Любят Степку в деревне. Он ведь многим помог. Витю самого от верной тюрьмы спас, когда тот придавил спьяну мальчишку. Не до смерти, слава богу, а все равно, куда не ткни — улики: наехал пьяным на служебной машине. Степан как нарочно рядом оказался, гулял с собаками. Говорит ему: “Дуй быстро к себе, ложись с бабой своей спать”.
Знает он, что в деревне происходит. Один из местных под судом как раз ходил, уже не помню за что, а Степка все так выкрутил, будто тот машину взял и наехал. Тому все равно сидеть, а Витю за халатность отстранили на месяц — и ничего, опять работать пошел.
Деньги Степкины помогли, мамаше сунул, уж не знаю сколько. Да, видно, немало — кряхтел еще долго по вечерам: “Доброта моя, Анюта, вконец меня разорит”.
Мальчишка-то быстро поправился. Прибегает теперь, спрашивает, не надо ли помочь. Степка любит, когда на него работают. Копать мальчишке дает в саду. Тот денег не берет, говорит — мама не велела. Степан доволен: “Во, во, парень, слушай мать-то свою. Люди помогать друг другу должны. Вот, просто пришел и сделал для соседа что-нибудь, от души. Случись потом беда, он вспомнит и тебя выручит”.
Чудит он, сынок, все больше с годами. На прошлой неделе опять представление устроил. Вечером грузовик подогнали с камнями, он говорит мне: “Будем, Анюта, вдоль дорожек выкладывать и кое-где живописно наваливать горками. Вот так камни лежат, камни, а сквозь них вдруг цветы пошли пучками. Сурово, а в то же время зелень кругом”.
Я смотрю — булыжников полный кузов. Совсем, думаю, рехнулся. А он: “Зови народ, пусть разгружают”.
— Ты что, Степ? Ночь уже на дворе, спят все!
— Ничего, Нюра, ко мне поднимутся.
Пошла я по деревне — пьянь нашу местную собирать. Тут дождь зарядил, в окнах темно. Кричу под дверями: “Степан Иваныч велел к нему. Работа есть”. Думала, никто и не проснется — да нет, все пришли. Дождь вовсю хлещет, ни черта не видно, а они по грязи булыжники эти волокут и волокут.

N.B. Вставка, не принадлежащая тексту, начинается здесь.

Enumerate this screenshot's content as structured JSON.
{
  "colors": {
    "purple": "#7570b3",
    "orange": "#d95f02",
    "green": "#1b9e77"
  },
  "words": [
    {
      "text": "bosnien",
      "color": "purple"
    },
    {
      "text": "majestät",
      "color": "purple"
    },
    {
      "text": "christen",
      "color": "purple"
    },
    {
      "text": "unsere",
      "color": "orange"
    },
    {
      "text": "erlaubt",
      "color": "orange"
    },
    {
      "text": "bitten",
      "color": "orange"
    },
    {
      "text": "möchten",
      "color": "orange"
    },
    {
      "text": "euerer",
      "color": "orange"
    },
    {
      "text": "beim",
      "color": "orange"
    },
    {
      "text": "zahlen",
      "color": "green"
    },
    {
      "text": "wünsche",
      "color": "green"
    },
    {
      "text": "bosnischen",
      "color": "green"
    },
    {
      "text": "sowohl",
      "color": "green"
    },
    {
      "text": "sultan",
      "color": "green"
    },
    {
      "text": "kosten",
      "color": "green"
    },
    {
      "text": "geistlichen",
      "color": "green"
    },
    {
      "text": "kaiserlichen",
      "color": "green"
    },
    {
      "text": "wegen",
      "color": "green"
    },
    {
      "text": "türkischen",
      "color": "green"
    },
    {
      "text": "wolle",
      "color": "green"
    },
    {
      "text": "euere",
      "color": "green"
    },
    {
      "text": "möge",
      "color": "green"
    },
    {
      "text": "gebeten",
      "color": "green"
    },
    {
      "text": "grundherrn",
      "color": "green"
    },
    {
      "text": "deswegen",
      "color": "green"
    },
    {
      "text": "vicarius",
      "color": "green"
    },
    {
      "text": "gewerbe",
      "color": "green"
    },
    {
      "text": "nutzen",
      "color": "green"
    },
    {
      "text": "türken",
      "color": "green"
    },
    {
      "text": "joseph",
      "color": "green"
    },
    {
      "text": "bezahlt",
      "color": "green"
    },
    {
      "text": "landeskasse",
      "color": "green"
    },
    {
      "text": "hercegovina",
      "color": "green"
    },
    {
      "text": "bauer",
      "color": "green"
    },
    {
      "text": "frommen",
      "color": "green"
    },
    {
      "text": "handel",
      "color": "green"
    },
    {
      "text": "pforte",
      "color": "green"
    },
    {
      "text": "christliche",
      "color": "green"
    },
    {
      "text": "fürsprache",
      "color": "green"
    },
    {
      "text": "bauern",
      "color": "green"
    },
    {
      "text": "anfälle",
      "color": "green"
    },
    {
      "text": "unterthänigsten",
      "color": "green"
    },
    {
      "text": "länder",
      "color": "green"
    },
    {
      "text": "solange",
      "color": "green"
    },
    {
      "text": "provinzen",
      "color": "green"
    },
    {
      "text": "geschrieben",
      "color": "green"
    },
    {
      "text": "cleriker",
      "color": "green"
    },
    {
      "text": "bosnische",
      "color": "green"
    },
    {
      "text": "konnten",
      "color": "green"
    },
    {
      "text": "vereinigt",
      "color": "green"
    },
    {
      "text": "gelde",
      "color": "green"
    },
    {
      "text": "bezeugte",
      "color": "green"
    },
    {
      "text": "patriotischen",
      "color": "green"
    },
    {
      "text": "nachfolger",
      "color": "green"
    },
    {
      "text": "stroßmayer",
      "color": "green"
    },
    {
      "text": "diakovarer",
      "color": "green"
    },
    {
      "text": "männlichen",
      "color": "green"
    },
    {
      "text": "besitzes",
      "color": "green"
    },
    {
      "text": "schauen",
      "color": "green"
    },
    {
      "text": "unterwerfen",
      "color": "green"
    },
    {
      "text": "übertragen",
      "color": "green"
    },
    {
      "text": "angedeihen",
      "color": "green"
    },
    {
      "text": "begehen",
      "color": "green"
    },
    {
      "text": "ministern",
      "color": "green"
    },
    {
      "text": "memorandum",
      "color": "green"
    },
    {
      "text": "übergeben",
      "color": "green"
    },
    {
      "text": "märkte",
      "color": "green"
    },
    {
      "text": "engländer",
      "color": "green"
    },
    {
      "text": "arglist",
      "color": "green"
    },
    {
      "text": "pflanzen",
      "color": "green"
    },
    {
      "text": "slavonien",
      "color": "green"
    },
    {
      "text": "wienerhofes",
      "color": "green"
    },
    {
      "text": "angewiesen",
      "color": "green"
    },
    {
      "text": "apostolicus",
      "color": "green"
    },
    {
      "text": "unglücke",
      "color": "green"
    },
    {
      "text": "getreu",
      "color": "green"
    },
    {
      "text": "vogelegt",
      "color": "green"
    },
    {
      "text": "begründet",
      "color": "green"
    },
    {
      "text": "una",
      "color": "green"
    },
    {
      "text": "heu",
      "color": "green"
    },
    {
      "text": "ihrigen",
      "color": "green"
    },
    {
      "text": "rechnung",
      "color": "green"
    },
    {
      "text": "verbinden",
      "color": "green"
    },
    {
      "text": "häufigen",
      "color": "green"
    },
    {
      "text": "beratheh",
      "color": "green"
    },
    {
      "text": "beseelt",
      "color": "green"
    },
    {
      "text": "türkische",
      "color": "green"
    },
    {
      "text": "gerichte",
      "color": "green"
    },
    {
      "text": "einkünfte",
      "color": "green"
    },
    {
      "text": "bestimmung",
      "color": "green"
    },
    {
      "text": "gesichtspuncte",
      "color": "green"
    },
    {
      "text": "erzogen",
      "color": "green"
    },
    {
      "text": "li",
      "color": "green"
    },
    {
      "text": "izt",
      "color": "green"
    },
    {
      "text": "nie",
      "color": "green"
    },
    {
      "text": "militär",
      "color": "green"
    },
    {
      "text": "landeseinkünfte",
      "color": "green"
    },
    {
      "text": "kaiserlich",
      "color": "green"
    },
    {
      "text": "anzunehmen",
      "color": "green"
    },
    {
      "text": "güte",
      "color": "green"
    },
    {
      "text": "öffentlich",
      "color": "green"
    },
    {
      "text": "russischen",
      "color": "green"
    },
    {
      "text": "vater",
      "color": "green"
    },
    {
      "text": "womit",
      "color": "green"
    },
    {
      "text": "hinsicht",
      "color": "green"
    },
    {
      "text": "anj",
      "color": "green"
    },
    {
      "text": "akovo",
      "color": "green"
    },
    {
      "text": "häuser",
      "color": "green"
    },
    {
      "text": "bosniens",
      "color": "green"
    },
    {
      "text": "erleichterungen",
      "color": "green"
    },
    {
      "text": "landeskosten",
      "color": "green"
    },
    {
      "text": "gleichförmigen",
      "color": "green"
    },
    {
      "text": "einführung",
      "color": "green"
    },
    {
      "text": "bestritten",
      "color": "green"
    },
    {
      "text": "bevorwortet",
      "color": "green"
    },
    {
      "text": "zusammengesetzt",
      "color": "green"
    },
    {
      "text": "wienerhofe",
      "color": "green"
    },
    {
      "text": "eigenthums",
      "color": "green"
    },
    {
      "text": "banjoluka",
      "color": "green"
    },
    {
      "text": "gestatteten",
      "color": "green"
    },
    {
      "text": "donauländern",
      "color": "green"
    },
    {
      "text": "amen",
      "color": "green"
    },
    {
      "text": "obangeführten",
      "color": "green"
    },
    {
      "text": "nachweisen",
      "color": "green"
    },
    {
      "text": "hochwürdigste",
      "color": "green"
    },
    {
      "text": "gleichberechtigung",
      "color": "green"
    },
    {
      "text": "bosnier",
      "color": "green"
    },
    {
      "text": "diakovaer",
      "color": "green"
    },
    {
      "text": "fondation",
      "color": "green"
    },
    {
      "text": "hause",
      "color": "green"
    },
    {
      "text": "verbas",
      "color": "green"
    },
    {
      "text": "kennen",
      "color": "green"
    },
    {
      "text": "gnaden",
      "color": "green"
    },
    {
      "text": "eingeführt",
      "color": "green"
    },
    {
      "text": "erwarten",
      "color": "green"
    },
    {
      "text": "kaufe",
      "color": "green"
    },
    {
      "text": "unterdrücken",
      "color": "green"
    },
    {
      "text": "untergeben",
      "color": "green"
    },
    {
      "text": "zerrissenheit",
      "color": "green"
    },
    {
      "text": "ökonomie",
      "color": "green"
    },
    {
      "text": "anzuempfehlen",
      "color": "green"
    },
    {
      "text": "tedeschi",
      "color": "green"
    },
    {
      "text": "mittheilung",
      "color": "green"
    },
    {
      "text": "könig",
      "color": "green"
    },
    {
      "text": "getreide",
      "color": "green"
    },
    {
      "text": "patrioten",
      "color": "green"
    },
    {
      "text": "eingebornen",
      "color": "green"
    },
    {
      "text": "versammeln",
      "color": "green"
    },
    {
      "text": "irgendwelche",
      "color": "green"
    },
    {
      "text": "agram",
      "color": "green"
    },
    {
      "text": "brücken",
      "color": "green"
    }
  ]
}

Степка ящик водки выставил, так они еще баб своих позвали, те в подолах тащат что поменьше.
Всю ночь грохот стоял, уж не знаю, как они там друг друга не зашибли — и впрямь пьяного не берет ничего. Степан полчаса покомандовал, а потом скучно стало — к себе ушел, романсы слушать. Он перед сном теперь музыку заводит, и сам еще подпевает, видно, звуков ему не хватает. Дом-то пустой, три этажа отстроил, а что толку — один ветер гуляет.
Утром я прямо ахнула. Такую свалку устроили, всю малину завалили, грядок не видно. Стою и плачу — весь огород пропал. Степка с балкона кричит: “Маловато что-то материала, небось, мерзавцы, опять уперли!”.
— Да кому это барахло нужно?
— Не скажи, Анюта, булыжник хороший. Видишь, какой гладкий, один к одному — блестит, как умытый. Заживем теперь, красота будет прямо под носом. Иди быстрее сюда, посмотри новый план сада.
Тычет мне какие-то бумажки, а я уж наперед знаю — ничего он делать не будет. Носился с этими камнями целый день. Звонил какому-то архитектору, да, видно, опять по деньгам не договорились: злой стал к вечеру, в сад не выходит. Сидит на веранде спиной к двери и молчит. Пьяницы опять пришли, просили водки добавить. Степан как гаркнет: “А ну валите отсюда, сейчас ворота открою, собак с цепи спущу”. Кобели сразу лай подняли — чувствуют, заразы, что хозяин недоволен. Степка тут же повеселел: лай собачий его ободрил.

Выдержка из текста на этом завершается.